3D Crowd Counting via Geometric Attention-guided Multi-View Fusion

[Submitted on 18 Mar 2020 (v1), last revised 30 Oct 2024 (this version, v2)]

View a PDF of the paper titled 3D Crowd Counting via Geometric Attention-guided Multi-View Fusion, by Qi Zhang and Antoni B. Chan

View PDF
HTML (experimental)

Abstract:Recently multi-view crowd counting using deep neural networks has been proposed to enable counting in large and wide scenes using multiple cameras. The current methods project the camera-view features to the average-height plane of the 3D world, and then fuse the projected multi-view features to predict a 2D scene-level density map on the ground (i.e., birds-eye view).
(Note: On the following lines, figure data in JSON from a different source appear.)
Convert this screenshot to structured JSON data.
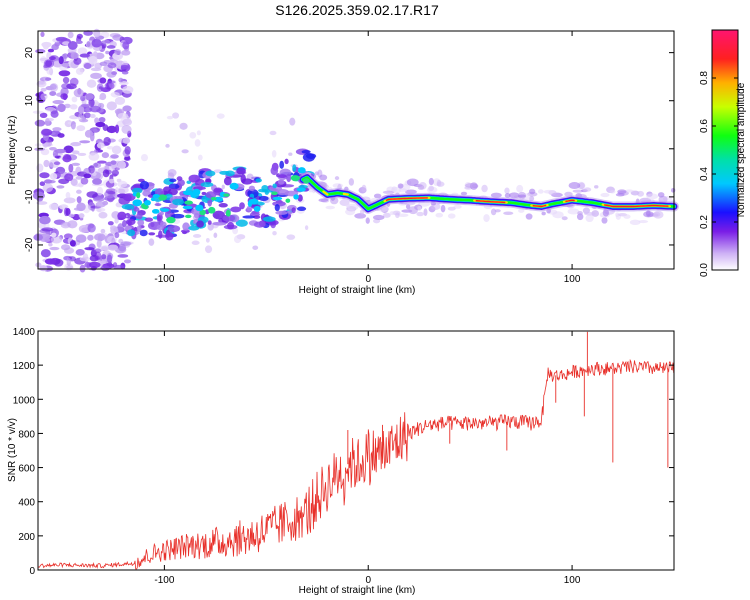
{
  "title": "S126.2025.359.02.17.R17",
  "chart_data": [
    {
      "type": "heatmap",
      "name": "spectrogram",
      "xlabel": "Height of straight line (km)",
      "ylabel": "Frequency (Hz)",
      "xlim": [
        -162,
        150
      ],
      "ylim": [
        -25,
        24.5
      ],
      "xticks": [
        -100,
        0,
        100
      ],
      "xtick_labels": [
        "-100",
        "0",
        "100"
      ],
      "yticks": [
        -20,
        -10,
        0,
        10,
        20
      ],
      "ytick_labels": [
        "-20",
        "-10",
        "0",
        "10",
        "20"
      ],
      "colorbar": {
        "label": "Normalized spectral amplitude",
        "range": [
          0,
          1
        ],
        "ticks": [
          0,
          0.2,
          0.4,
          0.6,
          0.8
        ],
        "tick_labels": [
          "0.0",
          "0.2",
          "0.4",
          "0.6",
          "0.8"
        ]
      },
      "ridge": {
        "x": [
          -115,
          -100,
          -90,
          -80,
          -70,
          -60,
          -50,
          -40,
          -35,
          -30,
          -25,
          -20,
          -15,
          -10,
          -5,
          0,
          10,
          20,
          30,
          40,
          50,
          60,
          70,
          80,
          85,
          90,
          100,
          110,
          120,
          130,
          140,
          150
        ],
        "frequency": [
          -12,
          -13,
          -11.5,
          -10.5,
          -11,
          -9.5,
          -11,
          -8,
          -7,
          -6,
          -8,
          -9.5,
          -9.2,
          -9.5,
          -10.5,
          -12.5,
          -10.5,
          -10.3,
          -10.2,
          -10.5,
          -10.7,
          -11,
          -11.2,
          -11.8,
          -12,
          -11.5,
          -10.7,
          -11.2,
          -12,
          -12,
          -11.8,
          -12
        ]
      }
    },
    {
      "type": "line",
      "name": "snr",
      "xlabel": "Height of straight line (km)",
      "ylabel": "SNR (10 * v/v)",
      "xlim": [
        -162,
        150
      ],
      "ylim": [
        0,
        1400
      ],
      "xticks": [
        -100,
        0,
        100
      ],
      "xtick_labels": [
        "-100",
        "0",
        "100"
      ],
      "yticks": [
        0,
        200,
        400,
        600,
        800,
        1000,
        1200,
        1400
      ],
      "ytick_labels": [
        "0",
        "200",
        "400",
        "600",
        "800",
        "1000",
        "1200",
        "1400"
      ],
      "series": [
        {
          "name": "SNR",
          "color": "#e8302a",
          "x": [
            -162,
            -150,
            -130,
            -115,
            -105,
            -90,
            -80,
            -70,
            -60,
            -50,
            -40,
            -30,
            -25,
            -20,
            -15,
            -10,
            -5,
            0,
            5,
            10,
            15,
            20,
            25,
            30,
            40,
            50,
            60,
            70,
            80,
            85,
            87,
            88,
            90,
            95,
            100,
            110,
            120,
            130,
            140,
            150
          ],
          "y": [
            25,
            30,
            25,
            40,
            100,
            140,
            150,
            170,
            190,
            230,
            280,
            340,
            420,
            500,
            560,
            620,
            620,
            680,
            680,
            700,
            760,
            800,
            830,
            850,
            860,
            860,
            860,
            870,
            860,
            880,
            1050,
            1160,
            1140,
            1140,
            1160,
            1180,
            1180,
            1190,
            1180,
            1180
          ]
        }
      ]
    }
  ]
}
Unlike the previous research, we consider the variable height of the people in the 3D world and propose to solve the multi-view crowd counting task through 3D feature fusion with 3D scene-level density maps, instead of the 2D density map on the ground plane. Compared to 2D fusion, the 3D fusion extracts more information of the people along the z-dimension (height), which helps to address the scale variations across multiple views. The 3D density maps still preserve the 2D density maps property that the sum is the count, while also providing 3D information about the crowd density. Furthermore, instead of using the standard method of copying the features along the view ray in the 2D-to-3D projection, we propose an attention module based on a height estimation network, which forces each 2D pixel to be projected to one 3D voxel along the view ray. We also explore the projection consistency among the 3D prediction and the ground truth in the 2D views to further enhance the counting performance. The proposed method is tested on the synthetic and real-world multiview counting datasets and achieves better or comparable counting performance to the state-of-the-art.